Mo Bamba provided an update on his condition following his early exit from the NBA bubble to undergo a post-coronavirus evaluation.
“I think if the doctors are concerned about anything they would have told me, but I’ve heard nothing but good news since I left the bubble,” Bamba told Roy Parry of the Orlando Sentinel.
Parry reported Wednesday that Bamba has been cleared to work out, including running and shooting, although the timeframe on contact remains a mystery under NBA safety protocols.
Bamba had the coronavirus in June and it had a lasting impact in the months that followed, as he was unable to fully get himself into game shape.
Bamba played sparingly in the Magic’s first two bubble games, playing a combined 10 minutes. He didn’t play in the final six games and then left the bubble shortly before the Magic’s first-round series against the Bucks for the evaluation.
“Getting all those tests done was probably the most important thing that I’ve done all year, besides vote,” Bamba told Parry. “It was really important. It’s a matter of just making sure that I’m taking care of my body and making sure I’m ruling out anything that could be harmful.”
Jeff Weltman, the Magic’s president of basketball operations, told reporters Monday that Bamba had some complications arise from COVID but had been cleared of any long-term health issues.
“The doctors have ruled out everything serious, but it will take some time to clear his system and that will probably be measured in months not weeks,” Weltman said. “So that’s really something that’s not going to be a long-term issue. He’s going to have complete recovery, but we’ll just have to monitor his workload as we get through that.”
In 60 games prior to the NBA stoppage on March 11, Bamba averaged 5.5 points 5.0 rebounds and 1.4 blocks in 14.5 minutes per game (per 36 = 13.6 points, 12.4 rebounds, 3.5 blocks).
Bamba said he put on upwards of 20 pounds during the NBA stoppage but he never got much of an opportunity to play at his new weight.
“Let me be just clear with Mo,” Weltman said. “Mo had really done a good job managing the hiatus. He had added weight, he had stayed in good condition, he entered our facility with a really good kind of baseline fitness level, and obviously our guys all had a time there to build on that for three or four weeks before we entered the bubble, and that was the plan with Mo...And then he contracted COVID. So, Mo, I think even in the bubble showed some flashes in some of the minutes he was able to play. But he was never quite able to turn the corner on his conditioning. So we obviously had him evaluated and we’re glad that we did because we were able to rule out anything long-term. But that being said, he did have some conditions that were brought about by contracting COVID.”

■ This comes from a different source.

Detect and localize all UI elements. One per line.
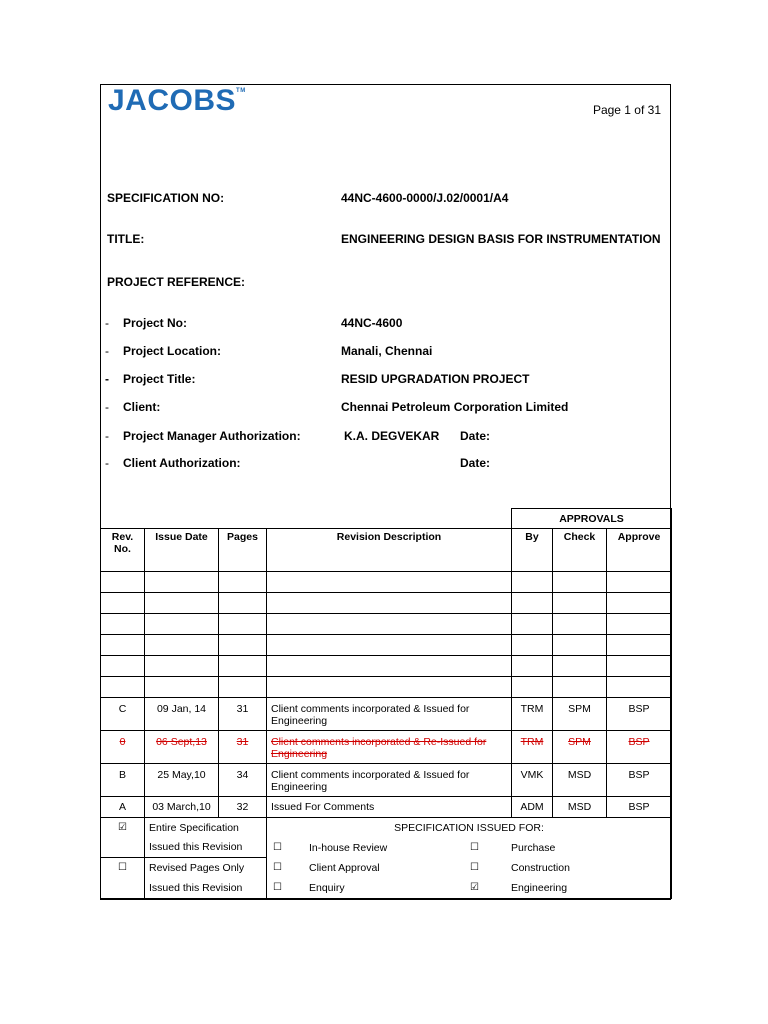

It was the second straight season that Bamba’s year ended early, with his rookie season being cut short due to a stress fracture in his leg.
“It is a setback,” Weltman said. “Unfortunately for Mo, summers, offseason times, they’re just worth their weight in gold for young guys. You just can’t get anything more valuable to young players than offseason time and Mo just hasn’t had that. He didn’t have it last year, he’s now going to have to wait to start ramping up this time. I don’t know if it’s a concern, it just is what it is. Mo’s been dealt really a bad hand so far, you know, but the great thing about Mo is he keeps coming back, he keeps fighting, he keeps working through and he’s got a great attitude and approach.
“He’ll just have to forge ahead. He’s got great ability. He’s still just beginning his career. He’s in the infancy stages of his career. His body is filling out and he’s already shown flashes when he’s been given the chance of becoming a good player. So that’s just what he’ll have to deal with, and we’ll go through that with him. And we have every confidence that he’ll come out the other end being a very good player for a long time.”